The proposed voxel-wise analysis including TTP and Slope
15–40 maps and percentage volume histograms of static and kinetic parameters has the potential to provide encompassing information not only for planning of biopsy, surgery, or radiation therapy but also for prognosis, follow-up, and prediction of tumour recurrence based on improved 3D information regarding the local aggressiveness of tumour tissue. In this context, this study has two limitations which need to be addressed in future studies. Firstly, this work would benefit from a correlation analysis of histopathologically assessed tumour heterogeneity and the tumour heterogeneity indicated by the proposed parametric 3D maps. Secondly, voxel-TACs are prone to noise in dynamic PET data, especially for shorter time frames. In this study, sensitive parameters TTP and Slope
15–40 were derived directly from single-voxel TACs without the application of TAC smoothing or fitting in order to avoid the introduction of bias, i.e. change in temporal pattern, from TAC pre-processing, and allow for an easy adoption by other research centres. An exemplary simple method for per-frame noise suppression with a spatial Gaussian filter was included and showed that PVH data changed while the ability to differentiate glioma types was preserved, which further underlines the need for stereotactic biopsies. Although the incorporation of a kinetic model which is suitable to describe
18F-FET pharmacokinetics seems conceivable, provided that appropriate blood input data are available, voxel-based fitting of complex models might also be sensitive to noise [
19].
The presented data indicate the direct applicability for non-invasive glioma grading and prediction of molecular genetic profile. This is important, since the WHO classification was updated [
26], and stratification is now based on molecular genetic information, i.e.

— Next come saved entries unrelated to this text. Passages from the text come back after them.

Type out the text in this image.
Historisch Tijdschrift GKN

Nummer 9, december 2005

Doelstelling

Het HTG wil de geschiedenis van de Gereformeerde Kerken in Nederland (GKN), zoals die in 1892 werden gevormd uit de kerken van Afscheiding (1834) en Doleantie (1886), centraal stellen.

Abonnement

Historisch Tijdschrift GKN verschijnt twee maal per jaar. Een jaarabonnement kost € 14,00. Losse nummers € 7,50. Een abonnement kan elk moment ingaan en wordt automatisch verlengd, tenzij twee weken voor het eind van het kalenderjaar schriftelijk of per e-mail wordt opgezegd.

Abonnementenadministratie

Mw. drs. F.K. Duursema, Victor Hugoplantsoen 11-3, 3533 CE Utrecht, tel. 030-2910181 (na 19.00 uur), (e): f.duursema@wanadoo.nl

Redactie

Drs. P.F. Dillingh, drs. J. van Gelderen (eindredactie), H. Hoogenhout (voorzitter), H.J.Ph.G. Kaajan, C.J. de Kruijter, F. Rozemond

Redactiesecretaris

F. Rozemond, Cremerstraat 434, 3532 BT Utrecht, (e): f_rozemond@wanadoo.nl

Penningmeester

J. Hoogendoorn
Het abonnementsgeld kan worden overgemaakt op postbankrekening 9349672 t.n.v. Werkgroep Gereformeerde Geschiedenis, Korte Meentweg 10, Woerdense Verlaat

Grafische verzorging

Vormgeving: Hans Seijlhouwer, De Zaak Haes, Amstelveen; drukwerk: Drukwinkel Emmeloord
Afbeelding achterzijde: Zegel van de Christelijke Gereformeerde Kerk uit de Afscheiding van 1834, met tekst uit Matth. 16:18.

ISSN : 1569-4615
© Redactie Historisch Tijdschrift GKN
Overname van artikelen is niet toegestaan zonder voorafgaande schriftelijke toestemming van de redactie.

IDH-wt gliomas are considered as having the same prognosis as glioblastomas themselves. A direct application is the clinical assessment of lesions suspected of glioma, in particular for the selection of the subsequent clinical steps such as biopsy, resection, or “watch and wait”, but also for risk-stratification in non-contrast-enhancing gliomas (
IDH-mut vs.
IDH-wt). The next steps may further include multi-parametric 3D analysis, machine learning approaches, the evaluation of the influence of small scale motion on voxel-wise analysis, and the assessment of the robustness of alternative methods for the voxel-wise characterisation of gliomas, such as pharmacokinetic modelling or the inclusion of information from other imaging modalities like perfusion-weighted imaging.